Aslen mevzu seçerken bir plandan ziyade serkeşliği esas almış durumdayım denebilir. Duygularım, merakım hangi mevzuya odaklanmışsa; beni ne üzmüş ne eğlendirmişse ona yöneliyorum. Şimdi baskı hazırlığı devam eden bir tarih serisi var. Osmanlı tarihinde cirit alayları, lale yetiştiricileri ve esnaf alayları arasındaki rekabeti konu alıyor. Mizahın ön planda olduğu bir seri diyebiliriz. Fakat öteki taraftan İbrahim ile Kartopu’ndaki iyilik ve çokkültürlülük teması daima gündemimde. Bu doğrultuda da hazırlığı devam eden bir çalışmam var.

Bu ayın kitapları

Başörtüm sema şeklinde…

Olimpiyatlarda eskrim branşında bronz madalya kazanan ilk Müslüman Amerikalı Ibtihaj Muhammad’in değindiği En Güzel Mavi; bir aile, sevgi ve inanç hikâyesi. Erişkinlik yıllarında başörtüsü takmaya süregelen ve inancını gösterme şekli yüzünden zorbalığa, ayrımcılığa uğrayan Ibtihaj Muhammad kitabın yazılış amacını şöyleki dile getiriyor: “Inanırım bugün de genç kızlar benim karşılaştığım fena muamelelerle kim bilir daha fazlasıyla karşı karşıya kalıyorlar. Bu hikâyeyi, benim yaşadıklarıma benzer şeyler yaşayanlar, kendilerini bir kitapta görebilsinler diye yazdım.” Kitap, Hatem Aly’nin çizgileriyle raflarda.

En Güzel Mavi, Ibtihaj Muhammed, S.K. Ali, Ketebe Çocuk, Mart 2023, 36 sf.

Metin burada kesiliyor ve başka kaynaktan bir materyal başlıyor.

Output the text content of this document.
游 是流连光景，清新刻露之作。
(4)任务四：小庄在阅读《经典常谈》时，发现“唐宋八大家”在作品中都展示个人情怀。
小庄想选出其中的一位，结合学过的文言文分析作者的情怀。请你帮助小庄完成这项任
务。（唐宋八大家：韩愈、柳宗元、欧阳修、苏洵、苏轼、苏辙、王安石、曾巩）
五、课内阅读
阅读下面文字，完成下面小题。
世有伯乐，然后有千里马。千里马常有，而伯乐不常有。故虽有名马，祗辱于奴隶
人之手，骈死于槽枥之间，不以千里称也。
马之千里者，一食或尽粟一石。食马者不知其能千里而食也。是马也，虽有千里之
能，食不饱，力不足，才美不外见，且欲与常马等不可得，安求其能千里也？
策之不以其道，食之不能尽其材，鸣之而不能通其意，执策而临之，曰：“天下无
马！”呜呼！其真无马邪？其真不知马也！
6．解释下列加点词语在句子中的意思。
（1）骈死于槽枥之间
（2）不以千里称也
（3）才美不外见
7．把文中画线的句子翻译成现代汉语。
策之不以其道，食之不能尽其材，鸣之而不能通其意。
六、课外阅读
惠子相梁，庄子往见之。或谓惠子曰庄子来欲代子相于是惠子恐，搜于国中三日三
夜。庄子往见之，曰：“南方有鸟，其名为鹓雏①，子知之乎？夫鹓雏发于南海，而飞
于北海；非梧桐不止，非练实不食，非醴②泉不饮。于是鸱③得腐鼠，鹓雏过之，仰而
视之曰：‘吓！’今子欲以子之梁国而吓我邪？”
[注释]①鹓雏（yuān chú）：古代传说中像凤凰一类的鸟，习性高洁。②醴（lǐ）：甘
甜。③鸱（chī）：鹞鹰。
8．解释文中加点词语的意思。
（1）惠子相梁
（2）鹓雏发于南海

Efsaneleşmiş bir dinlence!

Efsaneleşmiş Tatilim, Zeynep ve ailesinin yolunu Afyonkarahisar’a düşürmesiyle açılıyor. Zeynep en başlangıcında pek hoşnut olmasa da günler içinde vakalar değişik gelişiyor ve unutamayacağı bir dinlence geçiriyor. Tatillerinin ilk günlerinde tüm şehirde sular kesilip kıtlık başlıyor. Cafer Usta’yla kesişen yolları onları susuzluk problemininin çözümünde soluksuz okuyacağımız bir maceraya sürüklüyor. Alaeddin Keykubat’tan Büyük Saldırı’a, Karahisar Kalesi’nden Kocatepe’ye, ebru teknesinden kadınanalara uzanan ve Afyon zamanı, kültürü ile ilgili epey data ve anekdot sunan kitap metin aralarında verdiği mesajlar bakımından da kıymetli.

Efsaneleşmiş Tatilim, Figen Yaman Coşar, Erdem Çocuk, İstanbul 2023, 112 sf.

Sual makinesi çalışıyor

Hüsniye Gülsev Koç’un Multibem Yayınları’ndan çıkan ve iki evladının sorularından ilhamla değindiği kitabı Sual Makinesi, sual sormayı oldukça seven ve her fırsatta sual soran iki çocuğun sempatik sorularıyla karşılıyor okuru. O şekilde ki çocuklar parktaki güvenlik görevlisinden, vapurları takip eden martılara, sanatçılardan marangozlara kadar seslerinin ulaşmış olduğu her insana ve her şeye yöneltiyorlar sorularını. “Eskimoların giysileri eskir mi? Güneş uyumaya giderken esner mi?” şeklinde kimi süre yetişkinlerin ne yanıt vereceğini bilemediği bu sorular, ufak okuru yeni sorular sormaya teşvik ederken ebeveynlere de yalnız olmadıklarını hatırlatıyor. 3 yaş ve üstü için.

Sual Makinesi, Hüsniye Gülsev Koç, Multibem Yayınları, Şubat 2023, 32 sf.